Decided On May 08, 1934
GOVINDOSS KRISHNADOSS Appellant
V/S
OFFICIAL ASSIGNEE OF MADRAS Respondents

JUDGEMENT

(1.) 1. These are six consolidated appeals from six decrees all dated April 1, 1931, made by the High Court of Judicature at Madras in its civil appellate jurisdiction, which reversed six decrees of different dates made by the same Court in its ordinary original civil jurisdiction. As will be seen later, a decision in the leading appeal (No. 101 of 1932) will, in effect, apply equally in the remaining appeals.
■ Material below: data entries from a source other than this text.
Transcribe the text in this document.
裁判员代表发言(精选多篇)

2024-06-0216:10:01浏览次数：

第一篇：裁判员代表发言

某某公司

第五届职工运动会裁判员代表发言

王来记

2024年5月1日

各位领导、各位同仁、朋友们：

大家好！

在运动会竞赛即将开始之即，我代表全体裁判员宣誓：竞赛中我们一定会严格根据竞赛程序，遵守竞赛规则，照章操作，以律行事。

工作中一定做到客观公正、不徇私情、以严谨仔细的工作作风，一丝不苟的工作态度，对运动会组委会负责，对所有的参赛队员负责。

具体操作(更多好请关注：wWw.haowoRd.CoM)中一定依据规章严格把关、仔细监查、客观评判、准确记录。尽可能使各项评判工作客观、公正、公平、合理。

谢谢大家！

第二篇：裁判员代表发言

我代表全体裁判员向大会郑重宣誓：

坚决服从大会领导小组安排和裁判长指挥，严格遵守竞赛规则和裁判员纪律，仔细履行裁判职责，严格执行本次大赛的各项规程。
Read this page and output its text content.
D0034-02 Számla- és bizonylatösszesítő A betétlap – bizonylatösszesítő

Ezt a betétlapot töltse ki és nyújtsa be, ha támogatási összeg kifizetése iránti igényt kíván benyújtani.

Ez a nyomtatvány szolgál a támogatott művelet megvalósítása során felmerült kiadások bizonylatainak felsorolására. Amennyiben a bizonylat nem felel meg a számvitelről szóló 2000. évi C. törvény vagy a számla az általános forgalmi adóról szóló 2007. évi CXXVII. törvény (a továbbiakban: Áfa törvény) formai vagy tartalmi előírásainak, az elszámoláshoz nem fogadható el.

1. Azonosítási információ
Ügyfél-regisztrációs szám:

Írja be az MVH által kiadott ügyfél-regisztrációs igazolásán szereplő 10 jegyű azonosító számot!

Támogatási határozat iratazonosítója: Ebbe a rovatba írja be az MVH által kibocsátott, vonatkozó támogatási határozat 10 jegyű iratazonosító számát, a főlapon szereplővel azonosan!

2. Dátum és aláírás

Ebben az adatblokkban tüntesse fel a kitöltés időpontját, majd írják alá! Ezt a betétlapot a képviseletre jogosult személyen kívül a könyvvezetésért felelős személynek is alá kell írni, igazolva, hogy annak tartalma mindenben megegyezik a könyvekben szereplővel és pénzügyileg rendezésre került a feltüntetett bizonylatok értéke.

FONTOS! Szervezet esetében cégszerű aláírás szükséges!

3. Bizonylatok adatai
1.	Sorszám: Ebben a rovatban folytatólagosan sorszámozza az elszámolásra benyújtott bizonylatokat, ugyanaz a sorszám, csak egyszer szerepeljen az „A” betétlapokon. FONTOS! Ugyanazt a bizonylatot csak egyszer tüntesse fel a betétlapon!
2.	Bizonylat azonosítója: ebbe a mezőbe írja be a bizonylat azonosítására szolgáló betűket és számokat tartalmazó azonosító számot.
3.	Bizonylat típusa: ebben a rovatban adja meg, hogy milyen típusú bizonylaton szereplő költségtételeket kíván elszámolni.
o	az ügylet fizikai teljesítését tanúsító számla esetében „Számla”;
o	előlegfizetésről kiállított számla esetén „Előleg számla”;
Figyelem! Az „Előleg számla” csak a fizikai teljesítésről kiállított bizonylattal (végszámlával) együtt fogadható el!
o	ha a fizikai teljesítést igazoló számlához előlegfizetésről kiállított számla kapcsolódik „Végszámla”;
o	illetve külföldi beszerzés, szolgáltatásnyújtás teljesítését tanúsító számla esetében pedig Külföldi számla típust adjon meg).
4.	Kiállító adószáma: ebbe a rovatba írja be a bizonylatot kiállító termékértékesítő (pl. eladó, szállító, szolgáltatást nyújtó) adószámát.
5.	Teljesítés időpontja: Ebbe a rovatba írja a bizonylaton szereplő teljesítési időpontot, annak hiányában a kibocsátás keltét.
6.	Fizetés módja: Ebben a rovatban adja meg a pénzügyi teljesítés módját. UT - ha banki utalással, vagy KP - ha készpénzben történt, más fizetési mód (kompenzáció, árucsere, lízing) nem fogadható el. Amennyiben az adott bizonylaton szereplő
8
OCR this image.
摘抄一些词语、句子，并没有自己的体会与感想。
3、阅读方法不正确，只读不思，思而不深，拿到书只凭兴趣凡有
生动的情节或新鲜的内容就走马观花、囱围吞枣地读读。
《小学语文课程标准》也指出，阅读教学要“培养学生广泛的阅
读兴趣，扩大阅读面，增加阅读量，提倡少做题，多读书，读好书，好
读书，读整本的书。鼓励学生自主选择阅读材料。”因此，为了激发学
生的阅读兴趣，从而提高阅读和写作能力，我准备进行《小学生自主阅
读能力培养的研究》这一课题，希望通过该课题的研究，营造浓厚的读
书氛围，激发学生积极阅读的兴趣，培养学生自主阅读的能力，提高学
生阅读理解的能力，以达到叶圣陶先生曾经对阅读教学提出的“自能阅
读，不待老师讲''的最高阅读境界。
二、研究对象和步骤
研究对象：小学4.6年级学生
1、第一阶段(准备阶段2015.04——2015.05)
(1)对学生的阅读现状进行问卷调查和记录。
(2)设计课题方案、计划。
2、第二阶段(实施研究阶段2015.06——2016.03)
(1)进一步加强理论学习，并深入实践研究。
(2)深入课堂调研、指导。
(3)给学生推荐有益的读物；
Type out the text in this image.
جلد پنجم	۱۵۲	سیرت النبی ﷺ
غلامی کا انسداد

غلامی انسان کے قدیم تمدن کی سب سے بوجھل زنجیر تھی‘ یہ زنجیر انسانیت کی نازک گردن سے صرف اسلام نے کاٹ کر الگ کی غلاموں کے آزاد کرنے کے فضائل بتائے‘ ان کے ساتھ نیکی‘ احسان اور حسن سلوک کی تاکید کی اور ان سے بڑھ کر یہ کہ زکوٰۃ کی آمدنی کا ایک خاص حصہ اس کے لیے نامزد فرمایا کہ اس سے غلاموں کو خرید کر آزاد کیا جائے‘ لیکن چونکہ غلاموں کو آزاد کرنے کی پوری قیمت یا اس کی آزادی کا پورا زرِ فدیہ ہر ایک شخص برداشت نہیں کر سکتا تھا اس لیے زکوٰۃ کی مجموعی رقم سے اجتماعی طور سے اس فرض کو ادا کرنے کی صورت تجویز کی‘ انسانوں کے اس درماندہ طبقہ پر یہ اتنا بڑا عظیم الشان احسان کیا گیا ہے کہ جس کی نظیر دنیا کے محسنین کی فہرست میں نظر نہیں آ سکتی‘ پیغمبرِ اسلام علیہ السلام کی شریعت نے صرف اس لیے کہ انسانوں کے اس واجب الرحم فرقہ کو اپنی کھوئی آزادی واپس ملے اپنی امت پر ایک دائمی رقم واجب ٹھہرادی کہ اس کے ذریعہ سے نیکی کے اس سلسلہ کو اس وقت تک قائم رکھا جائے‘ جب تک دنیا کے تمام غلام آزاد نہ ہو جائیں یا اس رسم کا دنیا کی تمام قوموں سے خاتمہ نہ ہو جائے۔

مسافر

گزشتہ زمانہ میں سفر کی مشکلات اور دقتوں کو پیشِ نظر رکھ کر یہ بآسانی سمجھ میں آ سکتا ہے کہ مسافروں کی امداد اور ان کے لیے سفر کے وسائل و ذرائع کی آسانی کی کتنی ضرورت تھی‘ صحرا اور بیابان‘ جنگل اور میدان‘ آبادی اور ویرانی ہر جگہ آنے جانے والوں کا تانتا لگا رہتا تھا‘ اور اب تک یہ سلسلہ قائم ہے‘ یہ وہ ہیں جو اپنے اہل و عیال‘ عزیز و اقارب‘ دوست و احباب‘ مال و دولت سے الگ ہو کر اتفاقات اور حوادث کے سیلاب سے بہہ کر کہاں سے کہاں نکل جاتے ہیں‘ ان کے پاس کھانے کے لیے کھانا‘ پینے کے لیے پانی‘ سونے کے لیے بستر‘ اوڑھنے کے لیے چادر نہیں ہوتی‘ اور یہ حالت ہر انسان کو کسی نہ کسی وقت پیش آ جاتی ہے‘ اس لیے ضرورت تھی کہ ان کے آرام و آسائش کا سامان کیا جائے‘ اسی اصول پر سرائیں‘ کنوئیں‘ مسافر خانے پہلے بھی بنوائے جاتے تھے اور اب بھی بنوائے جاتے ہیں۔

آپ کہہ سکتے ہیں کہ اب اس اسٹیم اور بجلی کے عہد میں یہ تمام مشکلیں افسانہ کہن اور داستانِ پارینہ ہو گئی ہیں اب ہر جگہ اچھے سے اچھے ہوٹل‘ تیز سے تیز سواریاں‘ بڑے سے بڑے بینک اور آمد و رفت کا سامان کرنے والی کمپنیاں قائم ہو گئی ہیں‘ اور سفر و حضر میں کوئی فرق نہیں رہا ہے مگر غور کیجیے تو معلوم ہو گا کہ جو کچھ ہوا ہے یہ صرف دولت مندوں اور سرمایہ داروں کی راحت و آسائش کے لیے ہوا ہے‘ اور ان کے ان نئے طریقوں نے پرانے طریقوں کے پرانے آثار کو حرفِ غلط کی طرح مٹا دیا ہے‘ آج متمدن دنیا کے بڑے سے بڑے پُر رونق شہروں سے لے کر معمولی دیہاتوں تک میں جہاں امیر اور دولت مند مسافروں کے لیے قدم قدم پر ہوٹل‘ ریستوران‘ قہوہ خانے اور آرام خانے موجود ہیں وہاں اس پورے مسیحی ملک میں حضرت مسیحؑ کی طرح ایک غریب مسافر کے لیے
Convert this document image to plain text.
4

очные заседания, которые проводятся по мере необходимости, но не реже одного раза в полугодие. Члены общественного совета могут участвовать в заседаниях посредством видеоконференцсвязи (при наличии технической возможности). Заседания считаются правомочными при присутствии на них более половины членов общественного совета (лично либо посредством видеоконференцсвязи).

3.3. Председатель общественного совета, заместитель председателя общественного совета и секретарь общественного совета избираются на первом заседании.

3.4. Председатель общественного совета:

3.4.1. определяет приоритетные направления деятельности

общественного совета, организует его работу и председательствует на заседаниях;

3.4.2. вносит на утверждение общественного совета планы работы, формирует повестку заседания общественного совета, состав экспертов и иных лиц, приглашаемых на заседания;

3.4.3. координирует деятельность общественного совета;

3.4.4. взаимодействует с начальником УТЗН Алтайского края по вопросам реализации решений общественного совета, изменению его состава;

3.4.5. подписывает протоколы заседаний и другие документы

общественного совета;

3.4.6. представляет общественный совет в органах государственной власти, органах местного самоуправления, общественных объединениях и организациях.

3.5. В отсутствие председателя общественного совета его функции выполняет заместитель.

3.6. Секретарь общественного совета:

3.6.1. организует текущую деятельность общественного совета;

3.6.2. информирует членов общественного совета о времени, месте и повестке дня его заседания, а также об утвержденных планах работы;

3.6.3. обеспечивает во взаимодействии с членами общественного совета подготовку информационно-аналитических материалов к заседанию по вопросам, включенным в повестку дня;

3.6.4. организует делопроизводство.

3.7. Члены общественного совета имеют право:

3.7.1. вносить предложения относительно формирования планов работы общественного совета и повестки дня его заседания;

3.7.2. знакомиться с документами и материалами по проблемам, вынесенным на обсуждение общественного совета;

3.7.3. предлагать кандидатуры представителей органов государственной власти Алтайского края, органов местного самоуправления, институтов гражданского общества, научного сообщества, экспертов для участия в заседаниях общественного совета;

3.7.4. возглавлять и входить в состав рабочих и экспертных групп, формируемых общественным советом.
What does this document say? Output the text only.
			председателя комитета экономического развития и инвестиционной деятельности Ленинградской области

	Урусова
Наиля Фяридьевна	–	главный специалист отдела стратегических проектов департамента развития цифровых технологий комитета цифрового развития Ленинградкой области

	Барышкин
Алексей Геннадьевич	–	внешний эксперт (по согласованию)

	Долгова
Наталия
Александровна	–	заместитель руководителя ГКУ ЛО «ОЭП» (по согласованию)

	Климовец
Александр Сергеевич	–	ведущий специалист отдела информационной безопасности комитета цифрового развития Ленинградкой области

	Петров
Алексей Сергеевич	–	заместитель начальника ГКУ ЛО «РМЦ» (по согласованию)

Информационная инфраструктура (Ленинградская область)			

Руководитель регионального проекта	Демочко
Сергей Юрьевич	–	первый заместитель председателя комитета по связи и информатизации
(2.) BABU alias Govindoss Krishnadoss, who is appellant in all the appeals, was plaintiff in the principal suit (C. Section No. 622 of 1923), which was filed through his next friend Laldoss, his uncle, on account of his then minority, on August 30, 1923, and is the subject of the leading appeal. The appellant's father, Krishnadoss, died on August 13, 1908, and the main question is whether his father's interest in the business carried on under the name of Muralidoss Ramdoss & Co., was that of a partner or of a member of an undivided Hindu family. If the latter be the correct view, the appeals admittedly fail; if the business was a partnership, a question arises whether the interest of the appellant's father is affected by debts, secured and unsecured, contracted by the firm some years after the date of his father's death, and, if so, to what extent?

(3.) THE following facts may be taken as beyond controversy in the appeal. THE appellant's ancestor, Ramdoss Ghanshamdoss, came to Madras and carried on a business in cloth, money-lending and yarn, and acquired landed properties, houses and gold and silver. He died in 1879, leaving five sons, of whom twoMurali and Govardanwere then major. THEse two sons carried on the business as the managers of a joint Hindu family business until 1890, by which time their younger brothers Balmukun and Bhagwan had become major, while Subbaraya was still minor. In 1890, as the result of a demand by Balmukun and Bhagwan and their mother, Kamalabai Amma, as guardian of Subbaraya, and submissions by the parties, a panchayat award, dated September 27, 1890, was made, under which admittedly a partition was effected of the shares of the three younger brothers, and the family business was allotted to the shares of the two elder brothers, Murali and Govardan, the younger brothers ceasing to have any interest therein.